Transcellular spread of altered conformations of tau with prion-like properties has recently emerged as a possible mechanism in sporadic neurodegenerative disorders and offers new therapeutic possibilities for PSP.[25-28] Different strains of pathogenic tau conformations may help to explain the selective vulnerability of different brain networks in the spectrum of tau-related neurodegenerative disease. Therapeutic agents are being developed to reduce tau levels in the extracellular space either by active or passive immunization,[30-32] and evidence from animal models is promising.[33, 34] Antisense oligonucleotides (ASOs) have also demonstrated great promise in reducing tau concentrations and their pathogenic consequences in animal models,and intrathecally delivered ASOs have been shown to be well tolerated in amyotrophic lateral sclerosis, suggesting this approach may be feasible for PSP as well.[36, 37]Last, experimental data suggest that small interfering RNAs suppressing human tau expression might be another therapeutic option in the future.
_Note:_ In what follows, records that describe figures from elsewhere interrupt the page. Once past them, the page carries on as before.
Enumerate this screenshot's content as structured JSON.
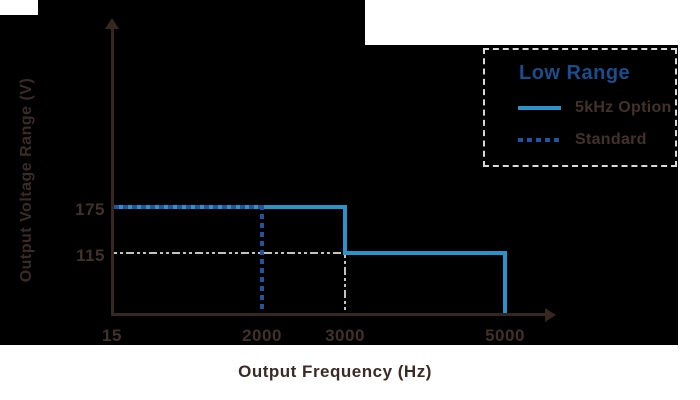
{
  "figure": {
    "background_color": "#000000",
    "margin_color": "#ffffff",
    "axis_color": "#362723",
    "text_color": "#42302a"
  },
  "chart_data": {
    "type": "line",
    "subtype": "step",
    "title": "",
    "xlabel": "Output Frequency (Hz)",
    "ylabel": "Output Voltage Range (V)",
    "x_ticks": [
      "15",
      "2000",
      "3000",
      "5000"
    ],
    "y_ticks": [
      "175",
      "115"
    ],
    "xlim": [
      15,
      5000
    ],
    "ylim": [
      0,
      210
    ],
    "grid": false,
    "legend": {
      "title": "Low Range",
      "title_color": "#1b4d8c",
      "position": "top-right",
      "border_style": "dashed",
      "border_color": "#d9d9d9",
      "entries": [
        {
          "label": "5kHz Option",
          "line_style": "solid",
          "color": "#2b92ca"
        },
        {
          "label": "Standard",
          "line_style": "dashed",
          "color": "#2153a0"
        }
      ]
    },
    "series": [
      {
        "name": "5kHz Option",
        "style": "solid",
        "color": "#2b92ca",
        "points_hz_v": [
          [
            15,
            175
          ],
          [
            3000,
            175
          ],
          [
            3000,
            115
          ],
          [
            5000,
            115
          ],
          [
            5000,
            0
          ]
        ]
      },
      {
        "name": "Standard",
        "style": "dashed",
        "color": "#2153a0",
        "points_hz_v": [
          [
            15,
            175
          ],
          [
            2000,
            175
          ],
          [
            2000,
            0
          ]
        ]
      }
    ],
    "guide_lines": [
      {
        "color": "#c2c2c2",
        "style": "dash-dot",
        "points_hz_v": [
          [
            15,
            115
          ],
          [
            3000,
            115
          ],
          [
            3000,
            0
          ]
        ]
      }
    ]
  }
}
Apart from targeting tau, mitochondrial dysfunction has been a therapeutic target of PSP, based on in vitro and in vivo evidence of complex I dysfunction.[39-44] A small, double-blind, placebo-controlled, randomized trial administering coenzyme Q10 for 6 weeks found improved clinical scales as well as occipital energy levels in magnetic resonance spectroscopy; however, a larger, placebo-controlled trial of coenzyme Q10 in 62 PSP patients for 12 months, using clinical scales as primary outcomes, was reported to be negative (poster communication).
Despite the current lack of an effective treatment, new knowledge on the pathophysiology of PSP has contributed to the design of a relative wealth of potential new therapies, the translation of which into humans is well underway. However, despite the fact that PSP is an ideal disease to study tau-related, disease-modifying treatments, current limitations for conducting clinical trials include the late diagnosis and lack of validated biomarkers. In particular, for all of these potential therapeutic modalities, a well-designed human trial would require validated biomarkers of target engagement to demonstrate that therapies exert their predicted biological effect in humans. Without such biomarkers of target engagement, the results of negative efficacy trials will be difficult to interpret. PET imaging using tau-specific ligands and cerebrospinal fluid biomarkers may be proven useful in the near future. There is great hope that the next decade will bring the first effective therapy for PSP.